乃木坂、南部坂、幽霊坂など、「坂の街」東京・港区の坂を5つの視点でブラミナト
西側の武蔵野台地と東側の湾岸地帯に大きく分かれる港区の地形。高低差の激しい地形の上に築かれた街には実に数多くの坂があります。その数は木製の案内標識が立てられている場所だけで70か所以上。そのほかの坂も含めると100以上の坂があるとされ、そのほとんどが赤坂地区、麻布地区、高輪地区に集中しています。
港区の坂が面白いのは中世や江戸時代からある坂が同じ名前のまま残っていることです。江戸時代の古絵図の中にも現存する坂名の由来となったいくつかの地名が書かれており、最近はこうした資料を手に入れて散策をする人もいるそうです。

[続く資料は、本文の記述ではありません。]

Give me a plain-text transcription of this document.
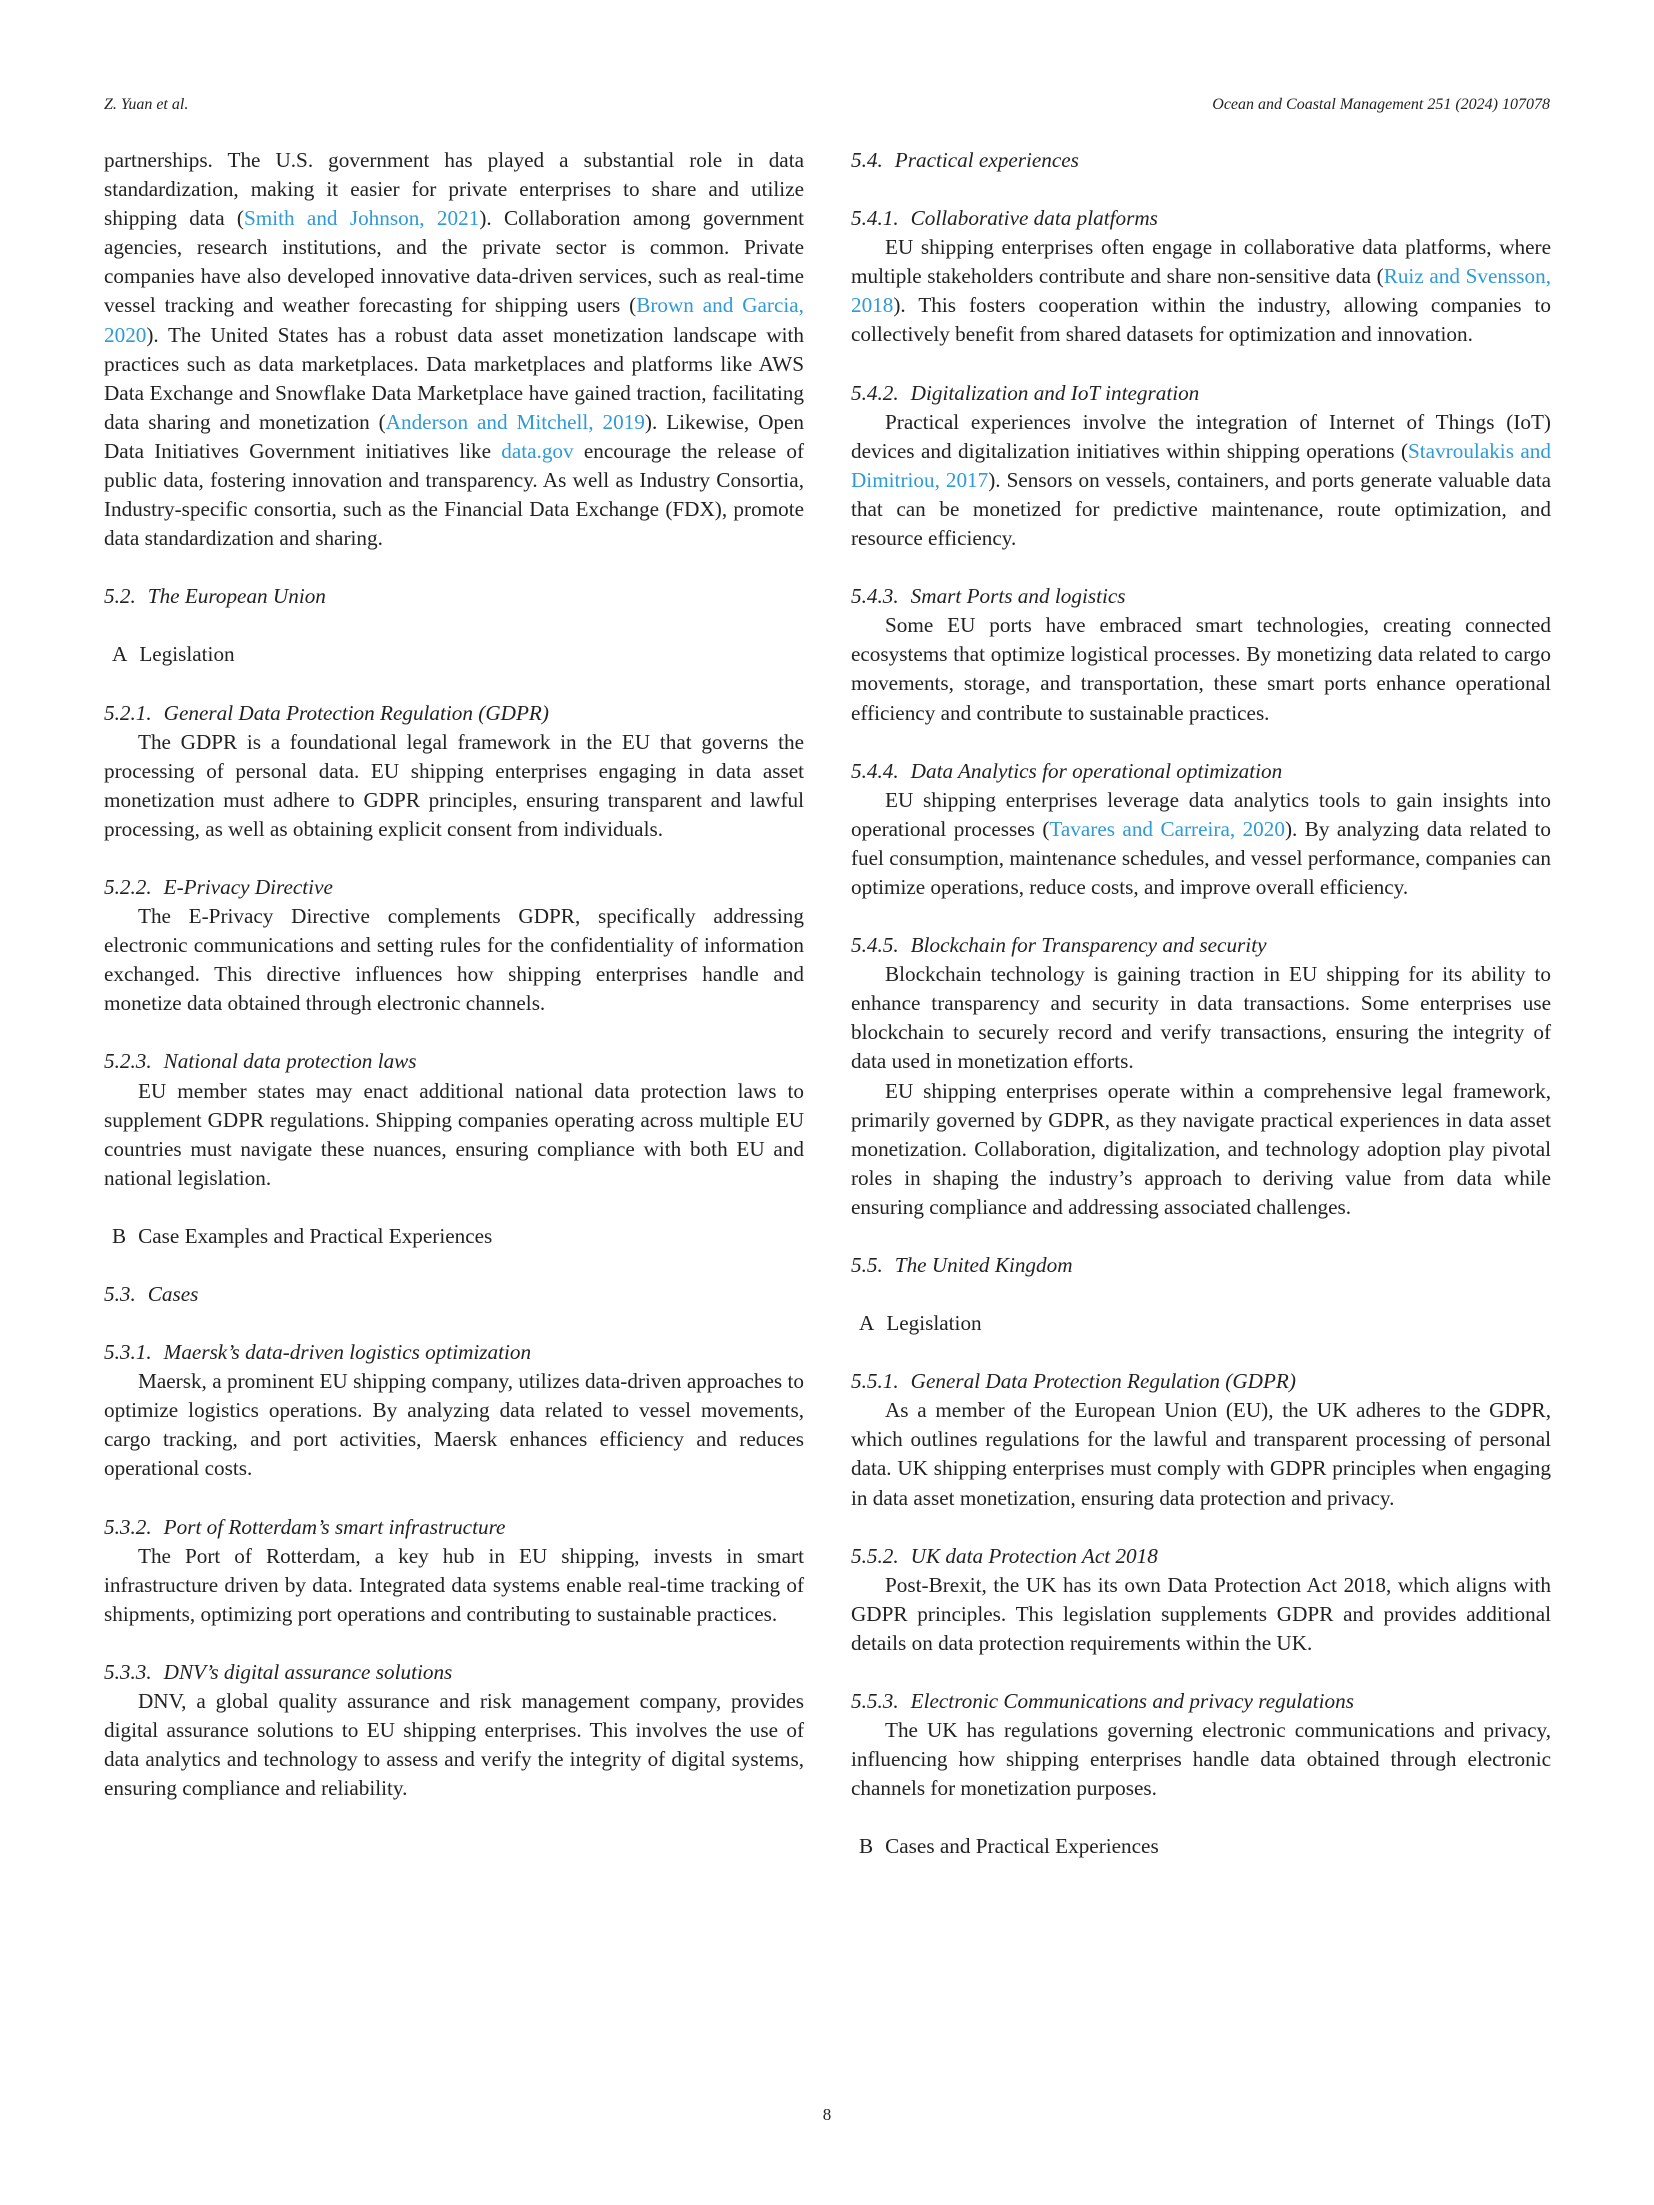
Z. Yuan et al.	Ocean and Coastal Management 251 (2024) 107078

partnerships. The U.S. government has played a substantial role in data standardization, making it easier for private enterprises to share and utilize shipping data (Smith and Johnson, 2021). Collaboration among government agencies, research institutions, and the private sector is common. Private companies have also developed innovative data-driven services, such as real-time vessel tracking and weather forecasting for shipping users (Brown and Garcia, 2020). The United States has a robust data asset monetization landscape with practices such as data marketplaces. Data marketplaces and platforms like AWS Data Exchange and Snowflake Data Marketplace have gained traction, facilitating data sharing and monetization (Anderson and Mitchell, 2019). Likewise, Open Data Initiatives Government initiatives like data.gov encourage the release of public data, fostering innovation and transparency. As well as Industry Consortia, Industry-specific consortia, such as the Financial Data Exchange (FDX), promote data standardization and sharing.

5.2. The European Union
A Legislation
5.2.1. General Data Protection Regulation (GDPR)

The GDPR is a foundational legal framework in the EU that governs the processing of personal data. EU shipping enterprises engaging in data asset monetization must adhere to GDPR principles, ensuring transparent and lawful processing, as well as obtaining explicit consent from individuals.

5.2.2. E-Privacy Directive

The E-Privacy Directive complements GDPR, specifically addressing electronic communications and setting rules for the confidentiality of information exchanged. This directive influences how shipping enterprises handle and monetize data obtained through electronic channels.

5.2.3. National data protection laws

EU member states may enact additional national data protection laws to supplement GDPR regulations. Shipping companies operating across multiple EU countries must navigate these nuances, ensuring compliance with both EU and national legislation.

B Case Examples and Practical Experiences
5.3. Cases
5.3.1. Maersk’s data-driven logistics optimization

Maersk, a prominent EU shipping company, utilizes data-driven approaches to optimize logistics operations. By analyzing data related to vessel movements, cargo tracking, and port activities, Maersk enhances efficiency and reduces operational costs.

5.3.2. Port of Rotterdam’s smart infrastructure

The Port of Rotterdam, a key hub in EU shipping, invests in smart infrastructure driven by data. Integrated data systems enable real-time tracking of shipments, optimizing port operations and contributing to sustainable practices.

5.3.3. DNV’s digital assurance solutions

DNV, a global quality assurance and risk management company, provides digital assurance solutions to EU shipping enterprises. This involves the use of data analytics and technology to assess and verify the integrity of digital systems, ensuring compliance and reliability.

5.4. Practical experiences
5.4.1. Collaborative data platforms

EU shipping enterprises often engage in collaborative data platforms, where multiple stakeholders contribute and share non-sensitive data (Ruiz and Svensson, 2018). This fosters cooperation within the industry, allowing companies to collectively benefit from shared datasets for optimization and innovation.

5.4.2. Digitalization and IoT integration

Practical experiences involve the integration of Internet of Things (IoT) devices and digitalization initiatives within shipping operations (Stavroulakis and Dimitriou, 2017). Sensors on vessels, containers, and ports generate valuable data that can be monetized for predictive maintenance, route optimization, and resource efficiency.

5.4.3. Smart Ports and logistics

Some EU ports have embraced smart technologies, creating connected ecosystems that optimize logistical processes. By monetizing data related to cargo movements, storage, and transportation, these smart ports enhance operational efficiency and contribute to sustainable practices.

5.4.4. Data Analytics for operational optimization

EU shipping enterprises leverage data analytics tools to gain insights into operational processes (Tavares and Carreira, 2020). By analyzing data related to fuel consumption, maintenance schedules, and vessel performance, companies can optimize operations, reduce costs, and improve overall efficiency.

5.4.5. Blockchain for Transparency and security

Blockchain technology is gaining traction in EU shipping for its ability to enhance transparency and security in data transactions. Some enterprises use blockchain to securely record and verify transactions, ensuring the integrity of data used in monetization efforts.

EU shipping enterprises operate within a comprehensive legal framework, primarily governed by GDPR, as they navigate practical experiences in data asset monetization. Collaboration, digitalization, and technology adoption play pivotal roles in shaping the industry’s approach to deriving value from data while ensuring compliance and addressing associated challenges.

5.5. The United Kingdom
A Legislation
5.5.1. General Data Protection Regulation (GDPR)

As a member of the European Union (EU), the UK adheres to the GDPR, which outlines regulations for the lawful and transparent processing of personal data. UK shipping enterprises must comply with GDPR principles when engaging in data asset monetization, ensuring data protection and privacy.

5.5.2. UK data Protection Act 2018

Post-Brexit, the UK has its own Data Protection Act 2018, which aligns with GDPR principles. This legislation supplements GDPR and provides additional details on data protection requirements within the UK.

5.5.3. Electronic Communications and privacy regulations

The UK has regulations governing electronic communications and privacy, influencing how shipping enterprises handle data obtained through electronic channels for monetization purposes.

B Cases and Practical Experiences
8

多くの坂の名前は、かつてその近くにあった名所や商店、そこで起こった出来事などにちなんでいます。紀州徳川家の屋敷そばにあった「紀伊国坂」や幕末まで佐倉藩主を務めた堀田氏の下屋敷に向かう道だった「堀田坂」のように、大名屋敷ゆかりの坂が残っているのも港区ならではの特徴です。今回は5つの視点で港区の気になる坂を紹介していきます。
乃木坂46、櫻坂46、日向坂46…、グループ名の由来はぜんぶ港区
2011年にデビューした乃木坂46を筆頭に、その姉妹的存在の櫻坂46、日向坂46を含めて「坂道シリーズ」と呼ばれるアイドルグループ。彼女たちのグループ名の由来となった坂は、すべて港区内にあることをご存知でしょうか。

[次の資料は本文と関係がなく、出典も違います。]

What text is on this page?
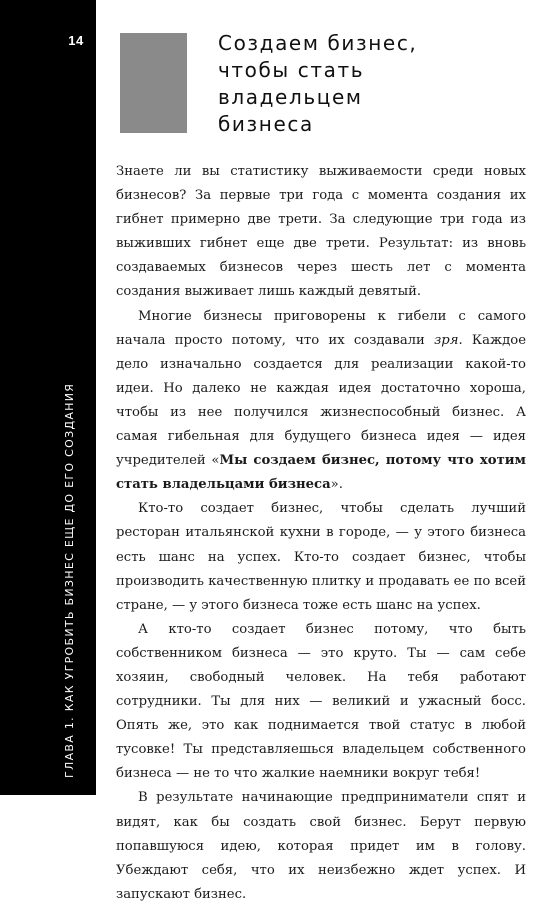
14
ГЛАВА 1. КАК УГРОБИТЬ БИЗНЕС ЕЩЕ ДО ЕГО СОЗДАНИЯ
Создаем бизнес,
чтобы стать
владельцем
бизнеса

Знаете ли вы статистику выживаемости среди новых бизнесов? За первые три года с момента создания их гибнет примерно две трети. За следующие три года из выживших гибнет еще две трети. Результат: из вновь создаваемых бизнесов через шесть лет с момента создания выживает лишь каждый девятый.

Многие бизнесы приговорены к гибели с самого начала просто потому, что их создавали зря. Каждое дело изначально создается для реализации какой-то идеи. Но далеко не каждая идея достаточно хороша, чтобы из нее получился жизнеспособный бизнес. А самая гибельная для будущего бизнеса идея — идея учредителей «Мы создаем бизнес, потому что хотим стать владельцами бизнеса».

Кто-то создает бизнес, чтобы сделать лучший ресторан итальянской кухни в городе, — у этого бизнеса есть шанс на успех. Кто-то создает бизнес, чтобы производить качественную плитку и продавать ее по всей стране, — у этого бизнеса тоже есть шанс на успех.

А кто-то создает бизнес потому, что быть собственником бизнеса — это круто. Ты — сам себе хозяин, свободный человек. На тебя работают сотрудники. Ты для них — великий и ужасный босс. Опять же, это как поднимается твой статус в любой тусовке! Ты представляешься владельцем собственного бизнеса — не то что жалкие наемники вокруг тебя!

В результате начинающие предприниматели спят и видят, как бы создать свой бизнес. Берут первую попавшуюся идею, которая придет им в голову. Убеждают себя, что их неизбежно ждет успех. И запускают бизнес.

まずはじめに紹介するのは、乃木坂駅が最寄りの「乃木坂(のぎざか)」です。かつて乃木坂46のプロデュース会社のオフィスがあったビルのそばを通る坂は、一日を通じて交通量が多い通りにあります。
まずはじめに紹介するのは、乃木坂駅が最寄りの「乃木坂(のぎざか)」です。かつて乃木坂46のプロデュース会社のオフィスがあったビルのそばを通る坂は、一日を通じて交通量が多い通りにあります。
中世からの名前を残していることが多い港区の坂ですが、ここはかつて、なだれ坂、行合坂(ゆきあいざか)、膝折坂(ひざおれざか)など別の名前で呼ばれていました。明治までは幽霊坂という名前でしたが、明治の将軍・乃木希典の邸宅が坂沿いにあったことから、乃木将軍の亡き後に敬意を込めて乃木坂という名に改められました。
近くには乃木将軍を祀る大正12年(1923)創建の乃木神社が鎮座しています。ここは毎年1月に乃木坂46のメンバーが新成人式を行うことでも有名で、乃木坂ファンの“聖地巡礼”には欠かせないスポットになっています。
続いて、櫻坂46の名前の由来となった「桜坂(さくらざか)」は、六本木ヒルズの間を通る「六本木けやき坂通り」の南側にあります。グループ名は旧字体ですが、地名は新字体の「桜」が正しい表記です。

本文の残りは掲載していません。